Within this broader architectural conception, it appeared that the other "movement of priority" resided in the second ("Marcia funebre") movement. This was no surprise, at least for me. Given Thomas' command of Mahler's conception of funeral marches, I should have expected that it would carry over to Beethoven's own symphonic approach (as opposed to the one he took in his Opus 26 piano sonata). The difficulty here is that so much happens in the first movement, whose scale accounts for so much of the overall scale of the entire symphony, that the second movement runs the risk of becoming a "breather" for the orchestra, losing its funereal impact. Thomas solved this by taking Beethoven at his word, emphasizing the "brio" of the "Allegro con brio" first movement, letting all the events of that movement unfold at a brisk pace that did not dwell on any of them the way those academics do in analyzing what makes this particular score so "revolutionary." Thus, while Beethoven's funeral march is never as angst-ridden as anything by Mahler, it carries much of the dramatic weight of the symphony, if not the implication that a hero is only remembered as "heroic" after his death, since, as Napoleon apparently demonstrated to Beethoven, in life he is too capable of undermining his own image. Then, to prepare the audience for the "primary position" of the final movement, Thomas brought back the "brio" for a quiet "vivace" approach to the scherzo movement, broadened out only by the horn passages in the trio.

All this would be a tough act to follow, which is why it was only sensible that it be preceded by a performance of Schuman's violin concerto featuring soloist Gil Shaham. Like many I was first informed about the music of Schuman by performing "Chester" in my high school band. This was useful information to the extent that the deconstruction of thematic material into unevenly spaced staccato punches is as much the substance of the violin concerto as it was of "Chester," which, having been composed in 1956, finds itself situated between the first (1947) and second (1959) "versions" of the concerto. The critical difference in the concerto is found in the lengthy solo violin passages that weave their way in a steady pulse of eight beats in and around the uneven orchestral pulses. This, by the way (to draw upon another of my favorite themes) is the essence of what John Dewey meant by "rhythm," which resides not in an evenly predictable pattern but in an unpredictability that mediates the known recollections of the past with the unknown anticipations of the future. (Leonard Meyer and Eugene Narmour would later develop a general theory of music around this in terms of what they called "expectations" and "realizations.")

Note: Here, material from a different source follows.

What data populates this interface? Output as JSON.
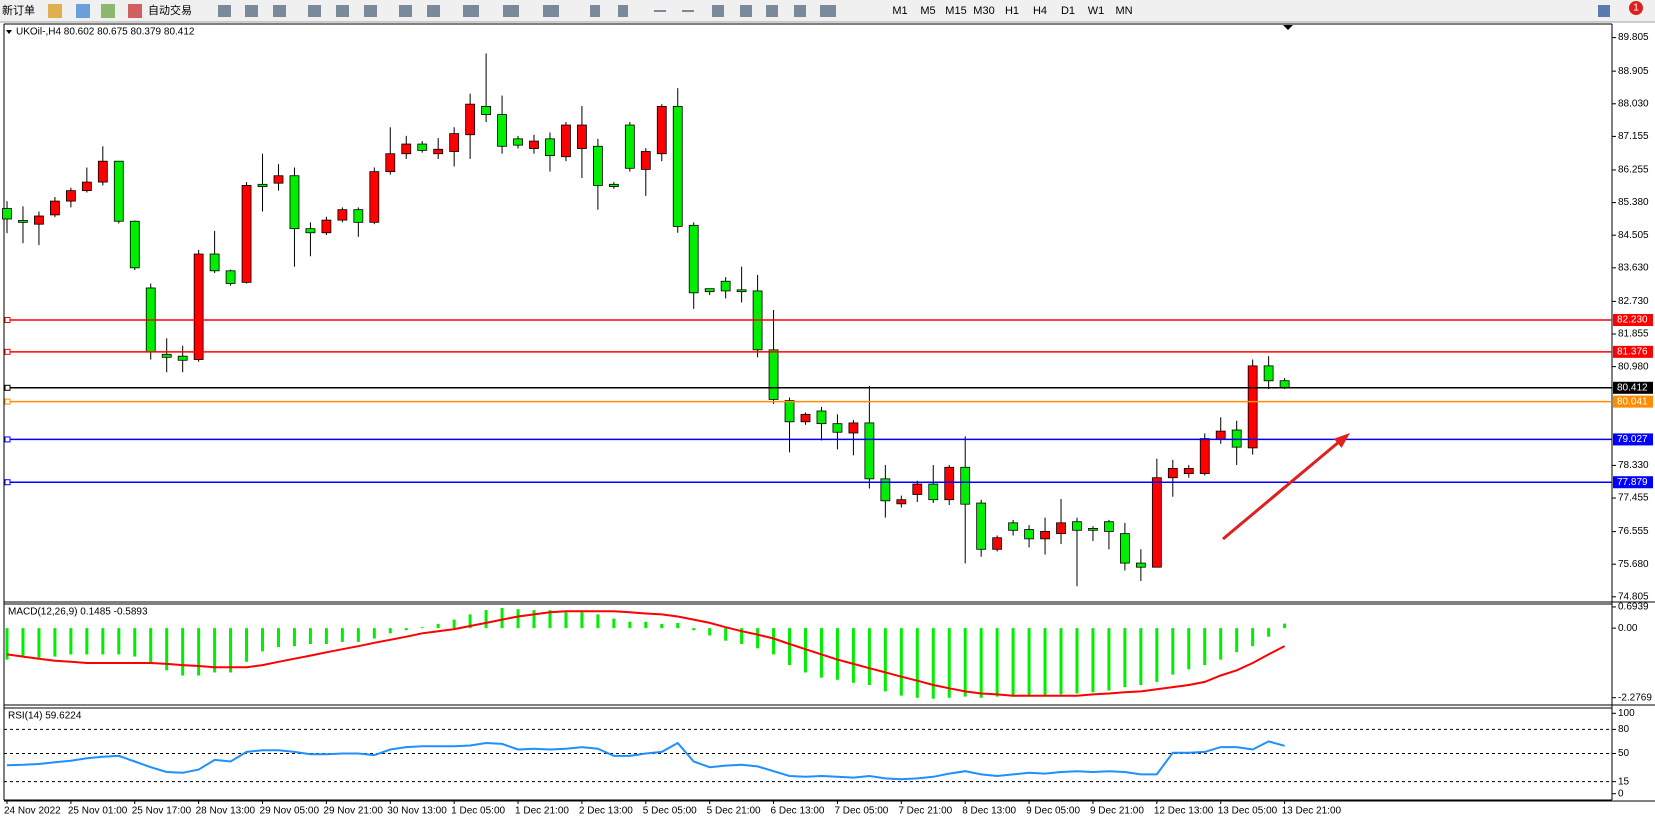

Another "signature element" of the concerto is its rich orchestral texture, significantly reinforced by elaborate composition for the battery. This is "the fun part." It may lack the theoretical intricacies of the structure of the "Eroica" (or any of the other Beethoven symphonies, for that matter); but Schuman's music speaks with the same clear-but-brash American voice that we had experienced earlier this season in Samuel Barber's piano concerto and his "concert drama," "Andromache's Farewell." I would also venture to guess that much of the brashness in both of these composers stems from their having the good fortune of a music education free of the Europeanizing influence of Nadia Boulanger, whose list of students is practically a time capsule of twentieth-century music composition but who seemed to have little tolerance for the musical equivalent of Walt Whitman's "barbaric yawp."

On the other hand, where barbaric yawps are concerned, Thomas and Shaham made for a well-matched pair. Shaham jumped into the almost unrelenting drive of his solo work feet first and, for the duration of the concerto, looked like he was having one hell of a ball. Meanwhile, having already taken us into the respective turfs of not only Barber but also Charles Ives (whose music, ironically, had been coupled with Mendelssohn's violin concerto), Thomas had accustomed us all to the listening talents required for barbaric yawping. This was thus a concert in which the two halves complemented each other, a coupling of twentieth-century American brashness with a nineteenth-century Viennese venture out to the threshold of what would later be called romanticism. What more could we ask for in learning to be better listeners?